Throwing a British tea party means scheduling a month in advance for 4pm in the afternoon when everyone invited (ladies) can make it. Formal invitations are sent and formal attire including dresses and gloves are expected. Properly brewed tea served with small finger sandwiches, biscuits, scones or other dainties that allow one to snack in a lady like fashion are suitable.

The highest celebration of the tea party is traditionally on Valentine's Day. A big affair with fine china and silver along with the most fanciful of table coverings and settings, the Valentine's tea is the big event of it's kind and one of few where men are welcomed, for obvious reasons. There is no overdoing it. Doilies on everything that doesn't move, hand crafted decorations and hearts everywhere, bows and ribbons, confetti and string, anything you might think of an more are welcome to heighten the stimulating milieu.

Alcohol of appropriate tastes and measures is also welcome. Highly formal music such as the great Classics of old of the gentlest kinds such as violin concertos or small ensembles, recorded or even live at the highest of dos. Small door gift remembrances of the event on entering and exiting are also not uncommon.

Inviting your guests

Formal written invitations all by mail should include at the very least all of the following information. The names of the individual, family or organized entity throwing the tea party including contact information of every kind. What or who is the tea party in honor of? When and where will it be hosted and exactly how does one get there? When and how to respond RSVP? What is the dress code? May people bring guests? Use your best judgment in sending invitations with plenty of time to spare.

Tea choices and selection

The tea plant is a bush like plant the leaves of which are pressed into three types of tea. Green tea, Black tea and Oolong tea are the only existent brands or flavors.

Just how should tea be brewed?

You will first want to warm up your teapot with hot water before actual brewing. Once the teapot has had a sufficient chance to adjust its temperature, remove this water. Now fill the pot with fresh, cool (filtered and possibly spring) water. Boil the water naturally on the stove; do not microwave.
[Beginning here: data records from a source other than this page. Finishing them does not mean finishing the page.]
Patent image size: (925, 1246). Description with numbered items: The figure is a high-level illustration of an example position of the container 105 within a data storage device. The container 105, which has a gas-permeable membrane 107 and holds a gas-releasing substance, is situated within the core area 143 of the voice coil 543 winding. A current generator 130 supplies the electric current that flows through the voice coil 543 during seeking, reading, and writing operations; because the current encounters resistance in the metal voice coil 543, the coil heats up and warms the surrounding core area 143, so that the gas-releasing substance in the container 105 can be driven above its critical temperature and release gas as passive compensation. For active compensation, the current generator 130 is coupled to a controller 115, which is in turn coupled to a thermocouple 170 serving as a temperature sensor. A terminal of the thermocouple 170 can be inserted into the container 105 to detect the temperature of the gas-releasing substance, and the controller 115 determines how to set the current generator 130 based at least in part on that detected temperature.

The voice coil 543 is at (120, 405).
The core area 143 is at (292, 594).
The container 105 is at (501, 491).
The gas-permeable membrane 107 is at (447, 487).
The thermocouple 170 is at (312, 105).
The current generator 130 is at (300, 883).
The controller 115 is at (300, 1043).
Use fresh tealeaves and pour the water out and back in again onto the tealeaves. Some will use a separate container for stovetop boiling and pour in on the leaves in the pot precisely just after removing previous pot warming liquid. Let tea and water stand 6 minutes bare minimum to get any real flavor from the leaves. 8 to 9 minutes maximum before you begin to serve. Strain tea out directly into cups to avoid guests choking on tea leaves.

Just what dainty treats are suited to such a social affair?
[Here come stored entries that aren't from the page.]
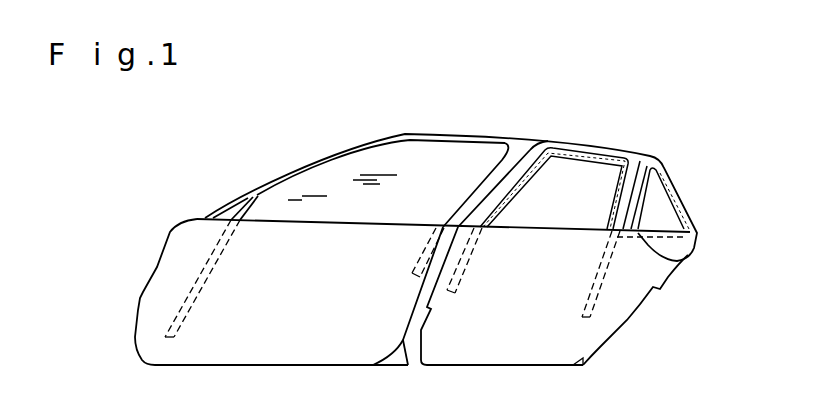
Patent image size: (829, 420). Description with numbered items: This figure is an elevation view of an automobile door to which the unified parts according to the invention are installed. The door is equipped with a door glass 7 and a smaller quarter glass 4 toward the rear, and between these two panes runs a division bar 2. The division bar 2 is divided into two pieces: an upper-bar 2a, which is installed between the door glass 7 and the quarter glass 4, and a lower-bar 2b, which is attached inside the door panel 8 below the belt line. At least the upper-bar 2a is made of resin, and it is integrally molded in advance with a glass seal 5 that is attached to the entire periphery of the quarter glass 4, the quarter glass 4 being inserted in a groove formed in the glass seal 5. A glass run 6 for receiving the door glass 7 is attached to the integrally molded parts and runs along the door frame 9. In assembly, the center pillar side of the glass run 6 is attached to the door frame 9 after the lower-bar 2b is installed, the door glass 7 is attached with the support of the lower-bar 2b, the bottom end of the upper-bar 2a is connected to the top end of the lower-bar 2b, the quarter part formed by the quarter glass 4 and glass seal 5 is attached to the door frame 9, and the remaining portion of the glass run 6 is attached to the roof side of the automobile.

The division bar 2 is at (580, 241).
The upper-bar 2a is at (652, 157).
The lower-bar 2b is at (594, 314).
The quarter glass 4 is at (640, 235).
The glass seal 5 is at (660, 184).
The glass run 6 is at (540, 147).
The door glass 7 is at (387, 156).
The door panel 8 is at (518, 352).
The door frame 9 is at (549, 145).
As the tea and the social gathering surrounding it are the center of attention, no snacks should be served that would overshadow or overwhelm the flavor of the tea. Tuna salad or chicken salad, or deviled ham tamed by cream cheese is recommended spreads for quarter slice sized finger sandwiches. The fewer you serve, the more you will get the message across that it is not lady like to scarf down more than one or two throughout the event per guest. The real pigging out should be saved for those late night T-shirt parties with buckets of ice cream crying over lost love.
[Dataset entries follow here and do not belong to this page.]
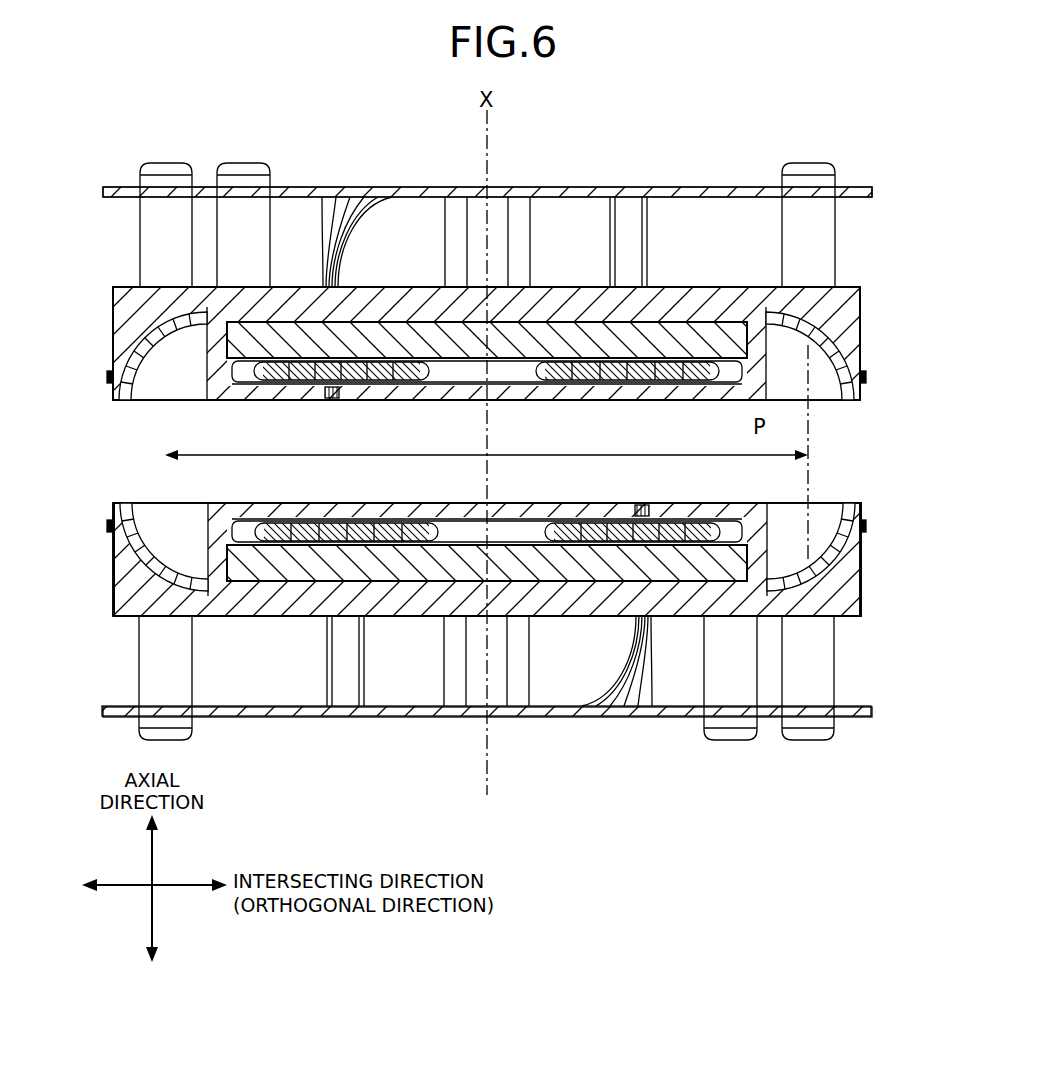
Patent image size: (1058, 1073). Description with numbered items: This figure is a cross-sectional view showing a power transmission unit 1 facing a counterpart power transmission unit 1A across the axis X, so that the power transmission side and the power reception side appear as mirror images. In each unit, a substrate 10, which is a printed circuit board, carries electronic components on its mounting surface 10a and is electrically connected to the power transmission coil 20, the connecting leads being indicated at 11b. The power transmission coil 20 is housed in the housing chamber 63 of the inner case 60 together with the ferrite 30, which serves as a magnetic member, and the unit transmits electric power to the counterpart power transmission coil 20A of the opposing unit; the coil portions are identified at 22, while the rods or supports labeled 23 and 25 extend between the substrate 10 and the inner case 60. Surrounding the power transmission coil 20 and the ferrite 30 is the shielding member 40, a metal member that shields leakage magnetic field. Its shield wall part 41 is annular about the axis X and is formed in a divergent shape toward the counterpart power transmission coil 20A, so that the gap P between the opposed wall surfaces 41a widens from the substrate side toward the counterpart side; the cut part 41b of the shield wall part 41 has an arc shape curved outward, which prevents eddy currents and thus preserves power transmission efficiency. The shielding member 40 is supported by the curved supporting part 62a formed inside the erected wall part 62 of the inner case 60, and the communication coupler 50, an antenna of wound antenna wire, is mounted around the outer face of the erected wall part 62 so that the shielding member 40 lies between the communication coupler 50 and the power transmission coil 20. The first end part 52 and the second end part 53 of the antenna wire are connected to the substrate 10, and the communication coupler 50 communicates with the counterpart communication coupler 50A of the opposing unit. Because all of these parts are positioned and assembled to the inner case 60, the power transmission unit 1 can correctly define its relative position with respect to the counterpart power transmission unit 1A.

The power transmission unit 1 is at (848, 788).
The counterpart power transmission unit 1A is at (847, 143).
The substrate 10 is at (105, 198).
The mounting surface 10a is at (487, 452).
The lead wires 11b is at (322, 232).
The power transmission coil 20 is at (420, 503).
The counterpart power transmission coil 20A is at (420, 400).
The coil portion 22 is at (487, 451).
The rod 23 is at (505, 240).
The rod 25 is at (470, 240).
The ferrite 30 is at (498, 398).
The shielding member 40 is at (145, 400).
The shield wall part 41 is at (502, 451).
The wall surfaces 41a is at (486, 451).
The cut part 41b is at (486, 451).
The communication coupler 50 is at (107, 526).
The counterpart communication coupler 50A is at (107, 377).
The first end part 52 is at (647, 258).
The second end part 53 is at (610, 255).
The inner case 60 is at (700, 409).
The erected wall part 62 is at (113, 354).
The supporting part 62a is at (150, 333).
The housing chamber 63 is at (486, 451).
There are many events that a tea party can and should be thrown for other than Valentine's Day. These include showers, engagement parties, birthdays, various landmark life events, reunions, graduations and coming out parties and retirement parties too. Each with an appropriate theme and set of decorative protocols all their own.


Traditionally a gathering for ladies the traditional tea party was always an event of sharing gossip. Though strict etiquette would say no to gossip altogether the fact remains that as much as one could get away with and save one's own reputation, these events were filled with storytelling. Both false and true gossip, though hopefully always believed to be accurate and of course, in the best interest of the parties involved, supposedly were fair game for open or veiled conversation.